В то время, когда я начал свободно говорить, меня, естественно, стали спрашивать (и свои, и из обслуживающего персонала), что я за Трубецкой, спрашивать о родителях. Раньше, отвечая на такие вопросы — устные и анкетные, — я никогда не скрывал истины, что четверо из десяти членов семьи арестованы, не скрывал дворянского происхождения. Но здесь говорить обо всем этом было как-то и совестно и неудобно. Мне это казалось какой-то спекуляцией. Но все-таки говорил. После этих разговоров, а, может быть, и ранее, ко мне стала проявлять интерес санитарка нашей палаты Нона Стучинская, вдова польского унтер-офицера. Она рассказывала, что ее сестра замужем за неким Бутурлиным, что он мной интересуется, и несколько раз приносила мне еду, а иногда и что-нибудь почитать. Однажды сумела привести этого Бутурлина, который, постояв в дверях палаты, молча посмотрел на меня.
Как-то в ноябре месяце вечером, выйдя в коридор, я стоял, облокотившись на парапет над лестницей.
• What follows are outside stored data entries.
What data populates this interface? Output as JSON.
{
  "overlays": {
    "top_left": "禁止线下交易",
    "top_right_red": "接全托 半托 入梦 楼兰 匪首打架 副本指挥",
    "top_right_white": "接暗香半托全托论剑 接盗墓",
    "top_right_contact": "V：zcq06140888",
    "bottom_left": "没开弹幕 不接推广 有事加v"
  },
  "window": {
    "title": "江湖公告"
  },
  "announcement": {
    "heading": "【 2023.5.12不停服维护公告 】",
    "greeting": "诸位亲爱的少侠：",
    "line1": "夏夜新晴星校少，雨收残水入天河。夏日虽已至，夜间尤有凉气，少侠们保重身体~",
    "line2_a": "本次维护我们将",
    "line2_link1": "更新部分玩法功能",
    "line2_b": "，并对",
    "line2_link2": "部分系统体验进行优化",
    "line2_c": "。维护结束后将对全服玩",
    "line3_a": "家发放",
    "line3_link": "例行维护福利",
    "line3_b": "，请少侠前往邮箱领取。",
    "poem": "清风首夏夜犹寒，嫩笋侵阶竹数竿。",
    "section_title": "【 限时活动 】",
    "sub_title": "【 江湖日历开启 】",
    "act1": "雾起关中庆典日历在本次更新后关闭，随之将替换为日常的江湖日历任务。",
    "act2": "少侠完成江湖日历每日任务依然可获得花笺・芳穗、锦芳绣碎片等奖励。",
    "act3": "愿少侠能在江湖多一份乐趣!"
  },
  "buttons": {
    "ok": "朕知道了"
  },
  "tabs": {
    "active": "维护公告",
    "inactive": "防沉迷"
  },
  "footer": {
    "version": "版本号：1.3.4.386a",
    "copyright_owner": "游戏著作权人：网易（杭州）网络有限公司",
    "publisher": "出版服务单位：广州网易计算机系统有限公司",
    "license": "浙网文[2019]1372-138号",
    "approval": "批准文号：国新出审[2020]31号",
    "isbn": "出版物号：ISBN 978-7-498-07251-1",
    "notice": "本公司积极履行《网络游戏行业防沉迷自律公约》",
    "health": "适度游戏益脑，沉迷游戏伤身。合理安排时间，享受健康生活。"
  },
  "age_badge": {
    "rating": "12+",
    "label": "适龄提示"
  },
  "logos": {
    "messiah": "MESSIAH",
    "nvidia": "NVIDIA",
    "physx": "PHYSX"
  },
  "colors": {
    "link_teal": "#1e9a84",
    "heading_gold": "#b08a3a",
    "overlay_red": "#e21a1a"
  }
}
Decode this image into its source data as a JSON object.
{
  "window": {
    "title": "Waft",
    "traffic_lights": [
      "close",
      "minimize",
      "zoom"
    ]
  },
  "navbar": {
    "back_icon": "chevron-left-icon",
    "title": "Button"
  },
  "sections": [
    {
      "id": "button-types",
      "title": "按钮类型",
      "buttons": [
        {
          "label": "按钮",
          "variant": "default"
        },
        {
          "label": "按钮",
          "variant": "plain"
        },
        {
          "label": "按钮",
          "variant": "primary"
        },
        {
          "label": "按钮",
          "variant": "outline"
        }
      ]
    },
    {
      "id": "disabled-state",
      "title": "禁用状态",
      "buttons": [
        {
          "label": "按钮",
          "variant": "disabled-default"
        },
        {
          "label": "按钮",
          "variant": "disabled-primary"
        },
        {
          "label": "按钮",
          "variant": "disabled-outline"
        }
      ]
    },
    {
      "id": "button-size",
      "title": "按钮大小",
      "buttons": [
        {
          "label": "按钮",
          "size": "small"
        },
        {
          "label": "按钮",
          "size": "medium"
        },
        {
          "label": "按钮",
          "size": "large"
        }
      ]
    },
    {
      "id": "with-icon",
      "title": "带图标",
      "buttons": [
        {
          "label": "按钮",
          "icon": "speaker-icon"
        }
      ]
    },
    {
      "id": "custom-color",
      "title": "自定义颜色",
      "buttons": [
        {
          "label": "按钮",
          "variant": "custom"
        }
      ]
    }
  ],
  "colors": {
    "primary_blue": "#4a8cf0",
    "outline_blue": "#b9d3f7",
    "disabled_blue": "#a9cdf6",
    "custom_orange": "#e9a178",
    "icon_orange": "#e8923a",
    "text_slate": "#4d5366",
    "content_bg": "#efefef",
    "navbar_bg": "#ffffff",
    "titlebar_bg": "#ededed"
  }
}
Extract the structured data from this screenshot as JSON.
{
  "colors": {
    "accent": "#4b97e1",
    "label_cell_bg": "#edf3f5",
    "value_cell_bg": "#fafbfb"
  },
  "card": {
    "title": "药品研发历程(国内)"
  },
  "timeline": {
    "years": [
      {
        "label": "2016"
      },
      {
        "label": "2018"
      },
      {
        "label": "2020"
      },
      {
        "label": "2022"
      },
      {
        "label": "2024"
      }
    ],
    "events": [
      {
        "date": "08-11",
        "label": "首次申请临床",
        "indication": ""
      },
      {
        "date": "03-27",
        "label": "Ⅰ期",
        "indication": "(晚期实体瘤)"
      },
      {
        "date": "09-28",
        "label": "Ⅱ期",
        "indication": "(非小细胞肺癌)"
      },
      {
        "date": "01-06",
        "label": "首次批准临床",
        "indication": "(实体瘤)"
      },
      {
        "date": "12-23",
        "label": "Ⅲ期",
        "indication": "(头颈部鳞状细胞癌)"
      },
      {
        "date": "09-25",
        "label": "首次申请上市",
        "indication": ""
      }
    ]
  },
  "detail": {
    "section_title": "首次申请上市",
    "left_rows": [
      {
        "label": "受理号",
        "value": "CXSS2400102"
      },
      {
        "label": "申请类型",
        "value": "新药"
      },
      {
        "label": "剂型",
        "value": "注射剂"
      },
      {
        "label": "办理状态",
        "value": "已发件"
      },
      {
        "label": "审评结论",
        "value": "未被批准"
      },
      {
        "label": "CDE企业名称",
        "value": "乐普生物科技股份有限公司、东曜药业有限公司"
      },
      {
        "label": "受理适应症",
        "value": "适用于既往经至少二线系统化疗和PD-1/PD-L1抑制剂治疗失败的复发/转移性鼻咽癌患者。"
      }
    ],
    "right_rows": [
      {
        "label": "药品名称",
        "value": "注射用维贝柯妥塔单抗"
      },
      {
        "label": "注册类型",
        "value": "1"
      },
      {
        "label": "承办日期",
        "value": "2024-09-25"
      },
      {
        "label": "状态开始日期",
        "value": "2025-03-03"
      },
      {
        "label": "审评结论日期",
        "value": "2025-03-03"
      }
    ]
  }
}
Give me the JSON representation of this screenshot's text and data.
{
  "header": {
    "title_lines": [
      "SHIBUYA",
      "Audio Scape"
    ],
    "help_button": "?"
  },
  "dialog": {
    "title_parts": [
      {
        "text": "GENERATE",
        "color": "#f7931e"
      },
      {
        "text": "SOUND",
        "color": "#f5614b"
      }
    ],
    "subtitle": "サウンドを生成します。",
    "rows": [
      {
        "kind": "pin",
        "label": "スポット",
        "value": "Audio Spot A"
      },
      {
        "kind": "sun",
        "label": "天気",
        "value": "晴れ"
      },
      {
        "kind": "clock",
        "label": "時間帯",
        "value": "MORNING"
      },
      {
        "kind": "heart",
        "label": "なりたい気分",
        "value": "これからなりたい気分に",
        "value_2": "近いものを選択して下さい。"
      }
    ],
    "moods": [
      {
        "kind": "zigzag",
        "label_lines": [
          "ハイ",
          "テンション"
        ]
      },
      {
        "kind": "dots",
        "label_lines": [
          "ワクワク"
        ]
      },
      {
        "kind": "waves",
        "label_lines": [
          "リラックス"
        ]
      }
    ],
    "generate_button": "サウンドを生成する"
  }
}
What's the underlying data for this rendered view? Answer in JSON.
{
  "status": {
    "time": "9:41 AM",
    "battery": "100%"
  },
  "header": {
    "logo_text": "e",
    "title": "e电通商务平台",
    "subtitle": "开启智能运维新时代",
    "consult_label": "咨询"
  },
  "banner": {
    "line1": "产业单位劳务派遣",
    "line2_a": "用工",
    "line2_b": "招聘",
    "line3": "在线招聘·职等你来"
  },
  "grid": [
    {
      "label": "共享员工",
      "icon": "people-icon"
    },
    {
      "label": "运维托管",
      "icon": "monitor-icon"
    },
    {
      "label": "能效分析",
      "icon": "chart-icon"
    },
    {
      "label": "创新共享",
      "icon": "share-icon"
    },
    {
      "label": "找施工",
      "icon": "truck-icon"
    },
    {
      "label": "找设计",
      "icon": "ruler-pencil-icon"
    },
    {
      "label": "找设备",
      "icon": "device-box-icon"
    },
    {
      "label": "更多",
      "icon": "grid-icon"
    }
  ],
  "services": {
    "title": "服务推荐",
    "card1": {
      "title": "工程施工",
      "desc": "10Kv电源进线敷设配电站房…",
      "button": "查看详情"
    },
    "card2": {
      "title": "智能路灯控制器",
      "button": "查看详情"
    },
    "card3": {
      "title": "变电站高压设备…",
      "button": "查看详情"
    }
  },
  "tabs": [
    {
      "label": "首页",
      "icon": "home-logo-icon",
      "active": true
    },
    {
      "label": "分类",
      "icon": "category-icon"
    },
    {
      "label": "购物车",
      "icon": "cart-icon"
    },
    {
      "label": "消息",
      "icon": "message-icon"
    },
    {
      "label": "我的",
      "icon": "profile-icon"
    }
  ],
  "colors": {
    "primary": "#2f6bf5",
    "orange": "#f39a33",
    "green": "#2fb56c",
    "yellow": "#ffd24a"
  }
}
Ко мне подошла одна из сестер, которую я знал по дежурствам, и стала спрашивать, как звали моего отца, мать, нет ли у меня где-либо тут родственников. Я ей ответил о родителях и вспомнил, как осенью 1939 года, когда наши войска вошли в Западную Белорусию, дядя Миша Голицын — брат матери — говорил, что недалеко от Барановичей находилось имение дяди Поли Бутенева, мужа тети Мани, сестры отца. Я это ей рассказал, добавив, что полного имени дяди Поли не знаю, и тут же спросил, почему она все это спрашивает. Она ответила, что просто так интересуется, и отошла от меня. Я понял, что все это неспроста, что тут кроется нечто очень важное, и у меня зародилась маленькая надежда, такая маленькая, что я боялся даже думать о ней, как маленький огонек, в котором вся жизнь, но который потухнет от твоего малейшего дыхания. О разговоре этом я, конечно, никому не сказал. Так шли дни.
И вот наступило 22 ноября. Помню, как в палату вошла старшая сестра госпиталя, пожилая, седеющая, строгая и властная женщина, окинула всех взглядом, посмотрела на меня и молча вышла. Можно было не придавать этому никакого значения. Но мой мозг подсознательно ловил все, что хоть как-то касалось меня, и у меня что-то внутри стронулось. А потом вскоре меня вызвали вниз, и тут, еще на нашем этаже, меня взяла под руку сестра Сильвия Дубицкая помочь спуститься вниз. Идя со мной по лестнице, она шепнула: «Ваш родственник пришел». Я уже каким-то чутьем догадывался, что происходит что-то важное для меня.
6
Много лет спустя я прочитал в «Новом мире» рецензию на книгу чешских журналистов «СС в действии», где приводились данные из немецких архивов. Из 4-х млн. советских военнопленных к февралю 1942 года остался в живых 1 млн.